COMMENTARY

Drugs and Teeth: Prescription Meds With Dental Effects

Matthew F. Watto, MD; Paul N. Williams, MD

Disclosures

April 23, 2024

This transcript has been edited for clarity.

Matthew F. Watto, MD: Welcome to The Curbsiders. I'm Dr Matthew Frank Watto, here with America's primary care physician, Dr Paul Nelson Williams. Paul, are you excited to do a video with dental care tips for the internist?

Paul N. Williams, MD: It's a topic that has filled me with a bit of anxiety in the past, but I feel much better prepared after speaking with our phenomenal guest who gave us a lot of great practical tips to help me out with some common concerns.

Watto: Dr Lisa Simon was our guest, a former dentist, now an internist. What did she tell us about dry mouth? Any tips?

Williams: Tons of tips. It's a common concern and many things can cause it, such as autoimmune diseases, including Sjögren's. When you're doing your exam, those patients can have fairly striking pathology. The tongue might be reflective because of the loss of papilla. It's kind of shiny and bright, and uniform in appearance. Patients may find that they have to drink a lot of water to even be able to talk, or they have to stop in the middle of a sentence. You may see their teeth stick to their lips or vice versa.

If you can't blame dry mouth on an autoimmune disease, then medications are a common culprit, particularly those that have some anticholinergic side effects, such as antihistamines. Dr Simon gave us some tips for how to manage dry mouth, which include things like sipping on water, artificial saliva, and sucking on sugar-free candy. Please make sure it is sugar free to preserve the teeth while you're taking care of the dry mouth.

Watto: One concern that I hadn't really thought much about, but dentists are much more aware of, is that nifedipine specifically, among some other medications, can cause gingival hyperplasia, especially in patients with poor oral hygiene to begin with. With nifedipine, it seems to be dose- and duration dependent. I tend to use amlodipine for blood pressure rather than nifedipine, just by habit.

Williams: I was aware of it, but unless a patient brings it to my attention, I'm not actively looking for it. It can really bother patients. It's typically painless, but it can be so substantial that it requires surgical intervention to shave down the gums if we are unable to correct it through dose reduction and oral hygiene.

Watto: Dr Simon mentioned that gingival hyperplasia is a bulbous growth of the gum tissue around the teeth. It will regress if you take them off the drug that's causing it, or sometimes by just lowering the dose.

Another thing that commonly comes up in primary care is bisphosphonates. I always worry about these. Am I going to cause osteonecrosis of the jaw in one of my patients? Do they need a drug holiday before having a dental procedure? So if the patient is already on a bisphosphonate and needs dental work, how do we counsel these patients?

Williams: Dr Simon, I believe, is kind of agnostic about the prospect of a holiday from bisphosphonate therapy if the patient is already taking it. We've all gotten the forms that ask whether it can be stopped. But in general, it doesn't seem that there is a whole lot of evidence to support doing that. It's Dr Simon's expert opinion that it isn't necessary to do a drug holiday for patients on bisphosphonates who are scheduled for an extraction or other procedure.

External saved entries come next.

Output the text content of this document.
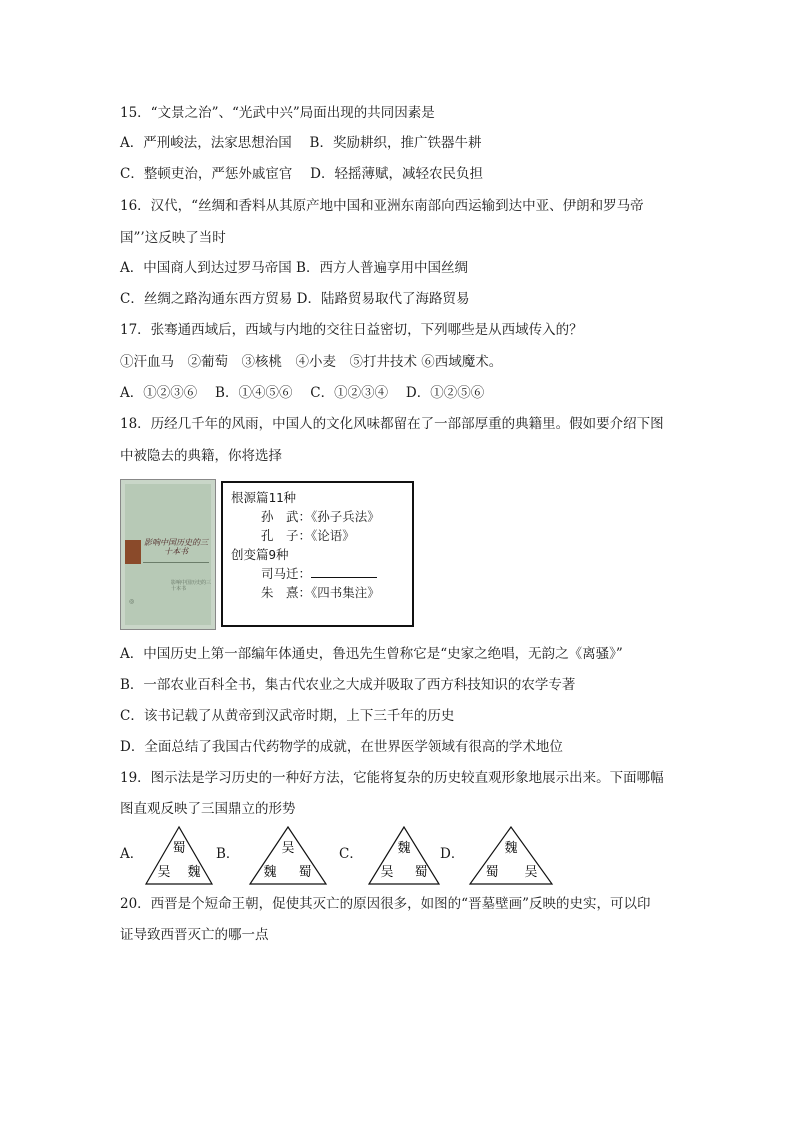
15．“文景之治”、“光武中兴”局面出现的共同因素是
A．严刑峻法，法家思想治国　 B．奖励耕织，推广铁器牛耕
C．整顿吏治，严惩外戚宦官　 D．轻摇薄赋，减轻农民负担
16．汉代，“丝绸和香料从其原产地中国和亚洲东南部向西运输到达中亚、伊朗和罗马帝
国”’这反映了当时
A．中国商人到达过罗马帝国 B．西方人普遍享用中国丝绸
C．丝绸之路沟通东西方贸易 D．陆路贸易取代了海路贸易
17．张骞通西域后，西域与内地的交往日益密切，下列哪些是从西域传入的？
①汗血马　②葡萄　③核桃　④小麦　⑤打井技术 ⑥西域魔术。
A．①②③⑥　 B．①④⑤⑥　 C．①②③④　 D．①②⑤⑥
18．历经几千年的风雨，中国人的文化风味都留在了一部部厚重的典籍里。假如要介绍下图
中被隐去的典籍，你将选择
影响中国历史的三十本书
影响中国历史的三十本书
◎
根源篇11种
孙　武：《孙子兵法》
孔　子：《论语》
创变篇9种
司马迁：
朱　熹：《四书集注》
A．中国历史上第一部编年体通史，鲁迅先生曾称它是“史家之绝唱，无韵之《离骚》”
B．一部农业百科全书，集古代农业之大成并吸取了西方科技知识的农学专著
C．该书记载了从黄帝到汉武帝时期，上下三千年的历史
D．全面总结了我国古代药物学的成就，在世界医学领域有很高的学术地位
19．图示法是学习历史的一种好方法，它能将复杂的历史较直观形象地展示出来。下面哪幅
图直观反映了三国鼎立的形势
A． 蜀
吴 魏
B．	吴
魏 蜀
C．	魏
吴 蜀
D．	魏
蜀 吴
20．西晋是个短命王朝，促使其灭亡的原因很多，如图的“晋墓壁画”反映的史实，可以印
证导致西晋灭亡的哪一点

Watto: I've read other sources saying the same thing. Some dentists want them off of bisphosphonates for 2 months beforehand and then resume it after the dental work has healed. But that's not evidence based, according to what we know right now. The incidence of osteonecrosis of the jaw is much higher among patients getting these agents as part of cancer treatment. The risk is much lower in patients with osteoporosis, because the bisphosphonates are oral, which is less intense.

Something that always comes up in practice is the patient on an anticoagulant or antiplatelet agent who is going to the dentist. What do we do with that, Paul?

Willilams: Dr Simon says (and this is consistent with many guidelines) that in general, there's no reason to discontinue the therapy. The dentist can do many things to achieve hemostasis. For example, rather than extracting all of the bottom teeth, you can do them one at a time; or you may need to throw in a suture where you ordinarily wouldn't. Or you might have the patient bite down on the gauze a little harder. But in general, the risk for thrombotic events or stent thrombosis, or something equally scary, is sufficient that they should probably just maintain those therapies. In most instances, dentists don't support stopping the drug because they can do other things to stop the bleeding.

Watto: Dr Simon said she may check an INR level 48-72 hours prior to a dental procedure. It's not 100% necessary, but if a patient's INR is elevated, she might alter the plan.